How broad the village

I was chatting with a friend the other day, and she seriously asked me how we do it – how we parent five kids, both work in careers that we love, keep the house from falling apart and manage to do so with smiles on our faces. I would pretend that we don’t sleep, or that two people could do everything that we do. But that would belittle the incredible wealth of love, experience, and care that others shower upon our kids every day.

You see, we take the adage “it takes a village” very seriously. In fact, it may underpin our sanity in any given week. This was true when we had two kids, but it became way more true with four, and at five I can’t see any other way of getting our kids all of the love and attention they need. Whether it’s a godmother stepping in for a school event we can’t make, or Sassy bringing over dinner and a hug on a night when she knows a kid has had a rough day, our kids have an army of adults who love them and are there for them.

I remember being a tween and teen, hating my parents and wanting desperately to connect to other adults. (Sorry mom and dad! That stage is way past.) And we always had them: an aunt and uncle, parents’ friends that joined us at the holidays until they became permanent, a babysitter we had for so long I still greet her with my biggest hugs, teachers they forced us to connect with. I don’t know if they realized what a net they were weaving, but man! Does it serve us well. I still rely on those people for advice, help, and laughter. Most of them are already nurturing our little people the way they nurtured us.

We are constantly astounded by our people. Not only do they say yes when we ask, but they offer and enjoy spending time with our kids. And it’s clearly mutual. Tess thinks going to church with my friend’s mom is as fun as going to the symphony. I’m pretty sure Lilou thinks some adults are really visiting her and tolerating her parents. And the boys! They love anyone who’ll tickle them and talk superheroes. I love their confidence in these relationships, the security they clearly feel with these grownups who so kindly share their energy with our whole family.

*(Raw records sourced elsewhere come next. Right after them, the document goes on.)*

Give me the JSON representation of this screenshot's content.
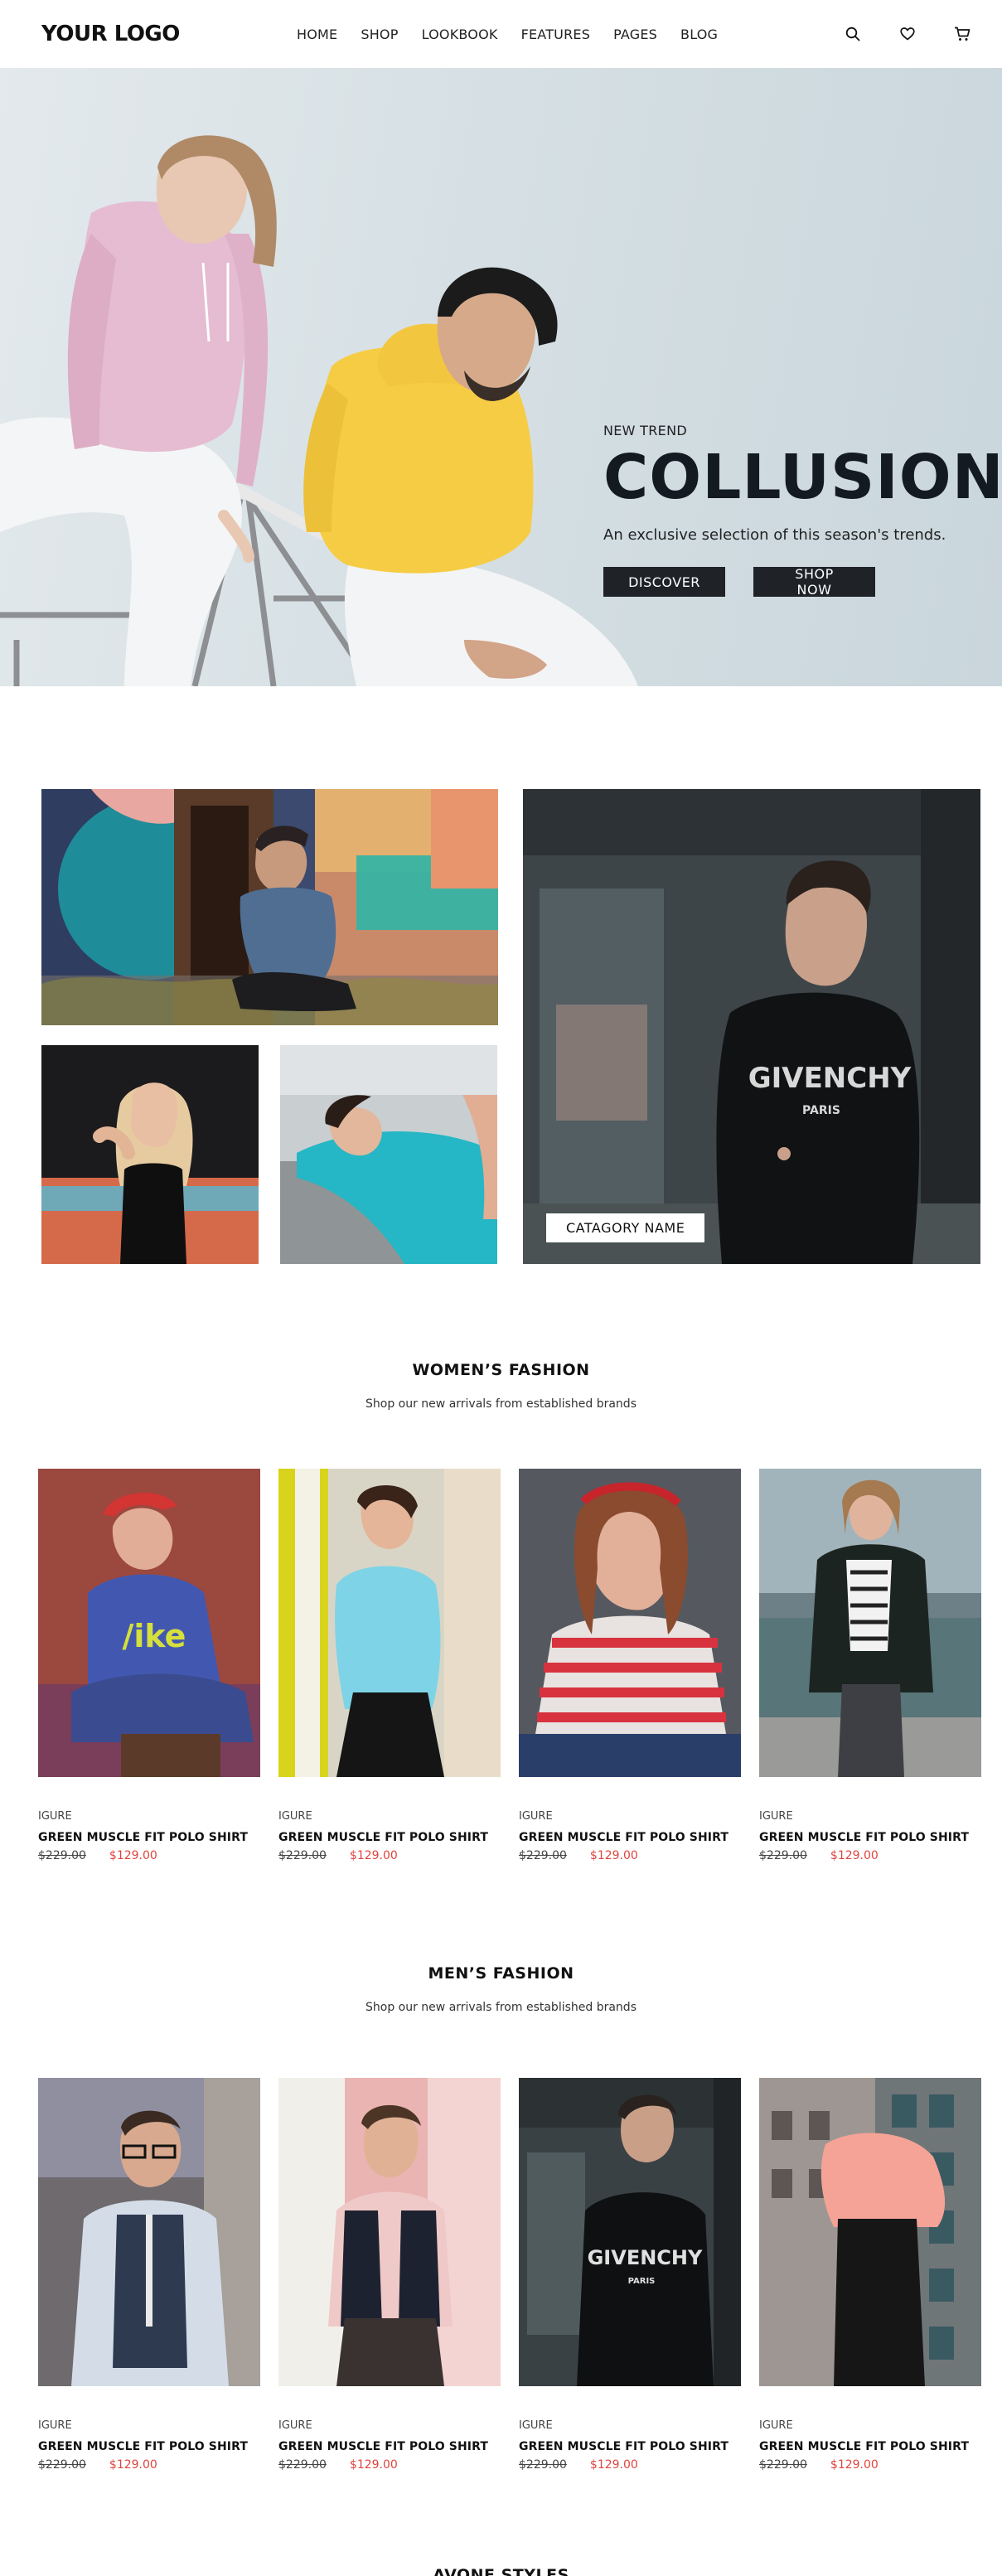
{
  "header": {
    "logo": "YOUR LOGO",
    "nav": [
      "HOME",
      "SHOP",
      "LOOKBOOK",
      "FEATURES",
      "PAGES",
      "BLOG"
    ],
    "icons": [
      "search-icon",
      "heart-icon",
      "cart-icon"
    ]
  },
  "hero": {
    "kicker": "NEW TREND",
    "title": "COLLUSION",
    "subtitle": "An exclusive selection of this season's trends.",
    "discover_label": "DISCOVER",
    "shop_label": "SHOP NOW"
  },
  "categories": {
    "label": "CATAGORY NAME"
  },
  "womens": {
    "title": "WOMEN’S FASHION",
    "subtitle": "Shop our new arrivals from established brands",
    "products": [
      {
        "brand": "IGURE",
        "name": "GREEN MUSCLE FIT POLO SHIRT",
        "old_price": "$229.00",
        "price": "$129.00"
      },
      {
        "brand": "IGURE",
        "name": "GREEN MUSCLE FIT POLO SHIRT",
        "old_price": "$229.00",
        "price": "$129.00"
      },
      {
        "brand": "IGURE",
        "name": "GREEN MUSCLE FIT POLO SHIRT",
        "old_price": "$229.00",
        "price": "$129.00"
      },
      {
        "brand": "IGURE",
        "name": "GREEN MUSCLE FIT POLO SHIRT",
        "old_price": "$229.00",
        "price": "$129.00"
      }
    ]
  },
  "mens": {
    "title": "MEN’S FASHION",
    "subtitle": "Shop our new arrivals from established brands",
    "products": [
      {
        "brand": "IGURE",
        "name": "GREEN MUSCLE FIT POLO SHIRT",
        "old_price": "$229.00",
        "price": "$129.00"
      },
      {
        "brand": "IGURE",
        "name": "GREEN MUSCLE FIT POLO SHIRT",
        "old_price": "$229.00",
        "price": "$129.00"
      },
      {
        "brand": "IGURE",
        "name": "GREEN MUSCLE FIT POLO SHIRT",
        "old_price": "$229.00",
        "price": "$129.00"
      },
      {
        "brand": "IGURE",
        "name": "GREEN MUSCLE FIT POLO SHIRT",
        "old_price": "$229.00",
        "price": "$129.00"
      }
    ]
  },
  "footer_section": {
    "title": "AVONE STYLES"
  },
  "colors": {
    "accent_price": "#e0443e",
    "button_dark": "#1f2328",
    "hero_bg": "#d6e0e4"
  }
}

After a bus snafu one day, someone zipped across town to get Tess and Remy. Another friend popped by and brought Lilou to school last week so Dave and I could revel in our mini getaway. No fewer than ELEVEN adults worked together to keep the kids and dog happy and safe while we took three days to recharge and reconnect. We would absolutely survive without a long weekend to celebrate nine years of marriage, but we are a stronger couple and better parents when we get to take care of ourselves too.

So Village, we salute you. Parental network of support, adults who teach our children to be proud and communicative, no nonsense adults who refuse to accept inappropriate behavior from the horde – we thank each of you for helping us sort out problems and making each day a little brighter for all of us. You are loved and we are grateful.